Mutine was in company with when they destroyed one Genoese vessel on 24 July and captured three others on 25 July:
- Settee, of unknown name, which was sailing in ballast from Port Maurice, and which they destroyed;
- Polacre ship Saint Gio Baptiste, sailing from Marseilles to Port Maurice with a cargo of wine;
- Settee Misericordia, which was sailing from Marseilles to Savona with a cargo of hoops; and
- Settee Nostra Signora Montersero, which was sailing from Port Maurice to Marseilles with a light cargo.

On 20 August Mutine took the Dangerouse, a lateen vessel privateer of two guns and four swivel guns. Dangerouse was sailing from Bastia to Toulon.

Then on 2 September Mutine intercepted and captured the French brig Due Fratelli, in ballast. She also captured the Piccolo Tobia.

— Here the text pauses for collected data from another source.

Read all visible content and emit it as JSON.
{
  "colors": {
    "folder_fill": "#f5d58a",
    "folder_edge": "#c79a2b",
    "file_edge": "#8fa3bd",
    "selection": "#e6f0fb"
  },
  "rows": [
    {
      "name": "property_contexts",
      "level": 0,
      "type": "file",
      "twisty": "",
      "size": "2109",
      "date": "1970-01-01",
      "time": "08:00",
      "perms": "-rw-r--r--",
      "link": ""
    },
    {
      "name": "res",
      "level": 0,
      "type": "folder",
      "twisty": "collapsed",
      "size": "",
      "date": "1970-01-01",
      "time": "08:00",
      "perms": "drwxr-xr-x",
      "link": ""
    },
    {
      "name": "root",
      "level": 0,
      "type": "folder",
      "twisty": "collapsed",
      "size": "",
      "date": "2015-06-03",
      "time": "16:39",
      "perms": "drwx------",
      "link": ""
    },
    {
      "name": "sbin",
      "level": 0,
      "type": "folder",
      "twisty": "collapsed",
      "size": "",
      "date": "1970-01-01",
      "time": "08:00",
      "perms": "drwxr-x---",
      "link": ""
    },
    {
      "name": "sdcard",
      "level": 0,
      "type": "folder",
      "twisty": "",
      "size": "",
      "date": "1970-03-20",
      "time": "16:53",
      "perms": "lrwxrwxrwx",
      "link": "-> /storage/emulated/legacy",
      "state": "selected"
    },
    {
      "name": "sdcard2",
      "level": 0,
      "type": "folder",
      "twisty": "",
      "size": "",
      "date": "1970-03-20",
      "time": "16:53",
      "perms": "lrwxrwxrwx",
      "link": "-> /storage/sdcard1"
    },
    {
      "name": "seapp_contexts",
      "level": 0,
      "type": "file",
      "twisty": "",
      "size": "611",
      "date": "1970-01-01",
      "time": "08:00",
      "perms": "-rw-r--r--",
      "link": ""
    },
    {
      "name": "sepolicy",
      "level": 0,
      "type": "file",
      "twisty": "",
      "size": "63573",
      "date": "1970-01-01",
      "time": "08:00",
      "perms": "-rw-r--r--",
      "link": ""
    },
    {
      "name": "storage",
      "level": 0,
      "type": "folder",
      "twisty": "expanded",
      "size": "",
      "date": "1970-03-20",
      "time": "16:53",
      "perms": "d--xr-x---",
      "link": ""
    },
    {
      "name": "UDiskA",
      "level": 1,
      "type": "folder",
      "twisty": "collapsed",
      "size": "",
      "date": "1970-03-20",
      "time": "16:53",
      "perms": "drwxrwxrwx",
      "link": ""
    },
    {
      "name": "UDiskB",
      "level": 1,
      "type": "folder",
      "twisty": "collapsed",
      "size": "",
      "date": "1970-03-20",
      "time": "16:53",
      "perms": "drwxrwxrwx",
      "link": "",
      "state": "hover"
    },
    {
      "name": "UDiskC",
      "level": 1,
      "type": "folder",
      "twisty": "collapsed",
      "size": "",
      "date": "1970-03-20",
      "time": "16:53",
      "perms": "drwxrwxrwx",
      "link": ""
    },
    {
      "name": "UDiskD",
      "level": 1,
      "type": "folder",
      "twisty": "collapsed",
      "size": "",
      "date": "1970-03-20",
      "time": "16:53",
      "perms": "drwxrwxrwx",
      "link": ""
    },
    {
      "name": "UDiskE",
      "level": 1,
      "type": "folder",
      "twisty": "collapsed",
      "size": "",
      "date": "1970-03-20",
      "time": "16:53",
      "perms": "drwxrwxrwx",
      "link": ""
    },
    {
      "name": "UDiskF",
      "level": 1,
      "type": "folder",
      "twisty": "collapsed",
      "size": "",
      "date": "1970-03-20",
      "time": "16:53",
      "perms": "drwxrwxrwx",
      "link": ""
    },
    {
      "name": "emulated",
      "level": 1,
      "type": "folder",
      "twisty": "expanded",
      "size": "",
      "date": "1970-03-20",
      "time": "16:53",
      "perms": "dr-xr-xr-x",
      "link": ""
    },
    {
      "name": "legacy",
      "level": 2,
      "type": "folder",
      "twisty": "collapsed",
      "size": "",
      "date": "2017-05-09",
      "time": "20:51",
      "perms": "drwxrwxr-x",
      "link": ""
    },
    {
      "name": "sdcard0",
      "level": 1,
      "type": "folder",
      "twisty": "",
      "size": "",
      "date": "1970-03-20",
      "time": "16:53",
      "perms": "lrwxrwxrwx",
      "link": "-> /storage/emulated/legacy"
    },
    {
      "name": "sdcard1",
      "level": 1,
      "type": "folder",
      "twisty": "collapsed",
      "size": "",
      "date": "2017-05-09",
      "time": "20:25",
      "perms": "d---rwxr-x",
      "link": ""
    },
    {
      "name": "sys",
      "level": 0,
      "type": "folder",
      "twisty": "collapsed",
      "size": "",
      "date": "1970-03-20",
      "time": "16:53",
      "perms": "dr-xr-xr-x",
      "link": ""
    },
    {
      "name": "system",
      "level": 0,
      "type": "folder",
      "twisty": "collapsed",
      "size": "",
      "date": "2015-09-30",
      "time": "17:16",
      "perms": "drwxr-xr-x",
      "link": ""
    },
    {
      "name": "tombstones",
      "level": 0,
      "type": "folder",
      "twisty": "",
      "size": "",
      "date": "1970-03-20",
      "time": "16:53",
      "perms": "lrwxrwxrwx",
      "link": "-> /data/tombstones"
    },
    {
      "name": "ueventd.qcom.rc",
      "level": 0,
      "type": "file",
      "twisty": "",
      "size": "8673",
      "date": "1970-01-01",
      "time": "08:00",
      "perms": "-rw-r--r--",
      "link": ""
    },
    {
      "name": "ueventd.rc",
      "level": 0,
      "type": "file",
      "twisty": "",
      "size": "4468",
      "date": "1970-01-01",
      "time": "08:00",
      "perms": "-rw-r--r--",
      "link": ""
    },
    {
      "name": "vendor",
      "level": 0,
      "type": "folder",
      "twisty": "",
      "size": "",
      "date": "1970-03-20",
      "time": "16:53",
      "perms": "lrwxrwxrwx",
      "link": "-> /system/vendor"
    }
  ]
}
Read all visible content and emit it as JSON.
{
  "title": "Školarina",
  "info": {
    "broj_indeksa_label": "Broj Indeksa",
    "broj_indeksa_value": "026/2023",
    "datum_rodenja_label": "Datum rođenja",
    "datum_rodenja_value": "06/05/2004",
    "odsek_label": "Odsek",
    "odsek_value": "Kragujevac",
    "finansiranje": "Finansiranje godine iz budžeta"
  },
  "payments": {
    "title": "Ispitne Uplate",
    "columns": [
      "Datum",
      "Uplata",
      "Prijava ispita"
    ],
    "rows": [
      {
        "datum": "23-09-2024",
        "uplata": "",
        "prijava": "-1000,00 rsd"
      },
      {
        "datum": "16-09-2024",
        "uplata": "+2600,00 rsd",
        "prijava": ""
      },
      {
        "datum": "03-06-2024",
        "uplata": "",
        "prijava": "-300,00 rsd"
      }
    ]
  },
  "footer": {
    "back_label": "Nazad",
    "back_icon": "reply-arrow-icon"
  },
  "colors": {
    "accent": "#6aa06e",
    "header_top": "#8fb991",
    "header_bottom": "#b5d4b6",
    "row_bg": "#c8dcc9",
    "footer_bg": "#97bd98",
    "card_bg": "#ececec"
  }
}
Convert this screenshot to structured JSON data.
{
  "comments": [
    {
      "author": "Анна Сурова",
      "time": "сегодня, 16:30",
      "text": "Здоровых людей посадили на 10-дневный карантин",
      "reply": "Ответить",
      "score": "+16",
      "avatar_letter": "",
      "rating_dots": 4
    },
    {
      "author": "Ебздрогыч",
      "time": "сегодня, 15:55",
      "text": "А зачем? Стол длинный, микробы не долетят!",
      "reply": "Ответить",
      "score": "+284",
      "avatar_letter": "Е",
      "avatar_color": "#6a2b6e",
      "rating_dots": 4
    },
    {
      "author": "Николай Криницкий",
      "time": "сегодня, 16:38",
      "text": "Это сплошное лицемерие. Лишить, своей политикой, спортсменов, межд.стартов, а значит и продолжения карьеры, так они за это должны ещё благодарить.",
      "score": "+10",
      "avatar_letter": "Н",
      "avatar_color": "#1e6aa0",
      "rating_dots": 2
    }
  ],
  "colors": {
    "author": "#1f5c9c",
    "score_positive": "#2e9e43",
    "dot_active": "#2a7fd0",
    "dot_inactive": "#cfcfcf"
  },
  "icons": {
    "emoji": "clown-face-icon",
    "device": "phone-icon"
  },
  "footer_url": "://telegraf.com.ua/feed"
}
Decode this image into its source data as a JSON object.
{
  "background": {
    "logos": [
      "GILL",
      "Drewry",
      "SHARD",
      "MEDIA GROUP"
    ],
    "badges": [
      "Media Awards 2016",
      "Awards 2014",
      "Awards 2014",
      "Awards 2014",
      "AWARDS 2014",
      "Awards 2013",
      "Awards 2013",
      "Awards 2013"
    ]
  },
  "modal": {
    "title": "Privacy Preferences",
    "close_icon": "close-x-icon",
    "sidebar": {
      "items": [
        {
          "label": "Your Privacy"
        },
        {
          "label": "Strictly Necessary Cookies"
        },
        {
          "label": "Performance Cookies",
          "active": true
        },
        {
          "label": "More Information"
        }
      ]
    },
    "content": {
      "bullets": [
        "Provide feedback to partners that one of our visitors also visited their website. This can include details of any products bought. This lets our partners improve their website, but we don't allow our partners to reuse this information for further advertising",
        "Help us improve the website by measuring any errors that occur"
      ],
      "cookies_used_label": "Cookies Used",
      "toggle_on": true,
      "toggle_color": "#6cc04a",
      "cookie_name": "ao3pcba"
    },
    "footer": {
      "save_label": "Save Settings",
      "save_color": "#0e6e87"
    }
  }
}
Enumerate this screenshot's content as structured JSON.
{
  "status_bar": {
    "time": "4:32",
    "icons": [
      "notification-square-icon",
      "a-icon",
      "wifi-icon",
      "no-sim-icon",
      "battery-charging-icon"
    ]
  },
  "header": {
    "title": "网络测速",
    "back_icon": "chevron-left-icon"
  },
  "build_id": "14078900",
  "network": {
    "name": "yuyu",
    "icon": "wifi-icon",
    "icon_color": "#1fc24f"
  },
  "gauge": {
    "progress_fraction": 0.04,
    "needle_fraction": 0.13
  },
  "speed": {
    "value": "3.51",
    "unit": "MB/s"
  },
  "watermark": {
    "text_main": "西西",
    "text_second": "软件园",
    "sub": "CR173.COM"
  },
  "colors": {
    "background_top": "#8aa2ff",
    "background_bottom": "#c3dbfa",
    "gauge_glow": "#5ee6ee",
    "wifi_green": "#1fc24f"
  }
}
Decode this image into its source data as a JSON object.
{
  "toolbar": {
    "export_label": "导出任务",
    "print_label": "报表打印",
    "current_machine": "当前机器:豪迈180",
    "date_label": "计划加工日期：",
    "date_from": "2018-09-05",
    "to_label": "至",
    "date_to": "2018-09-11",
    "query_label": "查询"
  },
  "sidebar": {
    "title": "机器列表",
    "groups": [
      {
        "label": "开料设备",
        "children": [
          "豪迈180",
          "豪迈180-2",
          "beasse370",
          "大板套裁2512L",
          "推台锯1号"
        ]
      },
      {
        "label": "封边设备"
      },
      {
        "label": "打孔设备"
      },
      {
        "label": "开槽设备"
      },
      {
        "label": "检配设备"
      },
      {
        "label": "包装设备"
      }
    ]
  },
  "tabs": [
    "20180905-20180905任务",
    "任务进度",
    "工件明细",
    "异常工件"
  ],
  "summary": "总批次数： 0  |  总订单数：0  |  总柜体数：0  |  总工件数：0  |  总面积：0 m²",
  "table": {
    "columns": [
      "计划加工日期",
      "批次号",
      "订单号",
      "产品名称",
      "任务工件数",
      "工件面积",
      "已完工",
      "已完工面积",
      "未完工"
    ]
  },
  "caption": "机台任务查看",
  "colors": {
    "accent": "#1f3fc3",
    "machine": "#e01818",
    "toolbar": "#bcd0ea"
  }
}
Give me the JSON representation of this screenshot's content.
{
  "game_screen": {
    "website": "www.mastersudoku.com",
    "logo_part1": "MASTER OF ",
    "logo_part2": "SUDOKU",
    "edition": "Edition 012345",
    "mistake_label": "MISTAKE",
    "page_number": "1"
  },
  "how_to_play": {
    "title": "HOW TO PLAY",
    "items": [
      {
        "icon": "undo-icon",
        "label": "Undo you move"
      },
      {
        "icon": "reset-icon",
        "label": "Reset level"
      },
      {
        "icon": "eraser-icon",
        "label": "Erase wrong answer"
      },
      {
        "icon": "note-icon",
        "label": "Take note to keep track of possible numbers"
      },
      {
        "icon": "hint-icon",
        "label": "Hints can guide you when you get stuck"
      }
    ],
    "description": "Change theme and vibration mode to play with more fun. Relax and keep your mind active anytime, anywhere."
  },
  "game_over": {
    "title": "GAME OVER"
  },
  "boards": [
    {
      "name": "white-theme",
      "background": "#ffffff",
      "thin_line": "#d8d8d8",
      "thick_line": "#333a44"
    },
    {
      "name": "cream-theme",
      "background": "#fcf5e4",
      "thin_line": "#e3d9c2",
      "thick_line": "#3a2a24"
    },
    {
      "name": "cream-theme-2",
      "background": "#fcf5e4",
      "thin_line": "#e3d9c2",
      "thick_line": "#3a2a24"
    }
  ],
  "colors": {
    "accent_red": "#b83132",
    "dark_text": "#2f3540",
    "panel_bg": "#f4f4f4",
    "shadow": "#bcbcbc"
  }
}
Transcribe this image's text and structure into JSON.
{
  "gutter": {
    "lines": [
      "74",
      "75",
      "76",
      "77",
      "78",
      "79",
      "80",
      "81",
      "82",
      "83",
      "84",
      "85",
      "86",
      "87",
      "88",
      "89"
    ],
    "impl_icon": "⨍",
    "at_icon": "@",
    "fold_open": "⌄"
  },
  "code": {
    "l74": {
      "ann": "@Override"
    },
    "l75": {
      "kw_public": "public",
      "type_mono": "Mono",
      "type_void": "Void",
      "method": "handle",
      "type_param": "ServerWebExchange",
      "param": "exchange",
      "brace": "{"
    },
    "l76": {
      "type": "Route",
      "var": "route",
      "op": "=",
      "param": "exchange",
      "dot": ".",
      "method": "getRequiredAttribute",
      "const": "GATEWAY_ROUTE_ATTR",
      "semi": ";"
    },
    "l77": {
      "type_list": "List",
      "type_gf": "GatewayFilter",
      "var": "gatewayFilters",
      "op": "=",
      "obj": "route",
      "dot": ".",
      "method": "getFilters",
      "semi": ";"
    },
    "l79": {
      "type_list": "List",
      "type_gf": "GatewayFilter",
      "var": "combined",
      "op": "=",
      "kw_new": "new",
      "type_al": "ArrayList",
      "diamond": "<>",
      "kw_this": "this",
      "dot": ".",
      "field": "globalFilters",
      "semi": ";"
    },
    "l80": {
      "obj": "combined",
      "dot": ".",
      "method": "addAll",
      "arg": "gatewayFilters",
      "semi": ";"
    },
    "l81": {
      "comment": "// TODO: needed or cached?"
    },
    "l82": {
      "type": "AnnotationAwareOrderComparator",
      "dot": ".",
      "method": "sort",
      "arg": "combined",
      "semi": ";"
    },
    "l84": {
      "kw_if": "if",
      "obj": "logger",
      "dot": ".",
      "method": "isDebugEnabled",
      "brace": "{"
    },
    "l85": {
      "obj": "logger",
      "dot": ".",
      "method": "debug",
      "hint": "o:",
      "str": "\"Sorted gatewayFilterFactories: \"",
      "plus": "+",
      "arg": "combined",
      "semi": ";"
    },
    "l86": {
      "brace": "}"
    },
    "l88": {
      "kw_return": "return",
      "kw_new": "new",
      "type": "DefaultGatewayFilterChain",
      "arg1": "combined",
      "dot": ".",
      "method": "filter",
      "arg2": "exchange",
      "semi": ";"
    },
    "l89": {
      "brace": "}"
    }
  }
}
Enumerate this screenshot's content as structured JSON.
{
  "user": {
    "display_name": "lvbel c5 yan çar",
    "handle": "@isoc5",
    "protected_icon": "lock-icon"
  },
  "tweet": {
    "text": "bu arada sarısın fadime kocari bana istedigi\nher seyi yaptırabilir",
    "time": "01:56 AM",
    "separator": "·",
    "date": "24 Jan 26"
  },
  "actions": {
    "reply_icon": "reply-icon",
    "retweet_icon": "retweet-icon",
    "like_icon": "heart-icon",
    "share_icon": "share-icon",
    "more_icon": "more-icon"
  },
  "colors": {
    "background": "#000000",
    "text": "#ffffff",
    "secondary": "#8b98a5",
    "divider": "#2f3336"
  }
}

On 1 February 1801, Mutine and captured the Swedish brig Active, which was sailing from Mogadore to Leghorn with a cargo of hides. Later that month Mutine met the cutter Joseph at Menorca. Mutine transferred to Joseph dispatches from Egypt for Britain and the news that Rear-Admiral Warren's squadron had been following Admiral Ganteaume's squadron, which had been taking troops to Egypt but had lost the French during a gale off Sardinia. However, Ganteaume had had to return to Toulon after three of his ships of the line had lost their masts. Joseph arrived in Plymouth on 7 May. Mutine took Josephs dispatches on to Egypt.

==Fate==
In 1801 Mutine sailed to Trieste. In 1802, under the command of Lord William FitzRoy, she sailed to Portsmouth, arriving on 4 September and then sailing for Chatham on 9 September to be paid off. She was sold in 1803.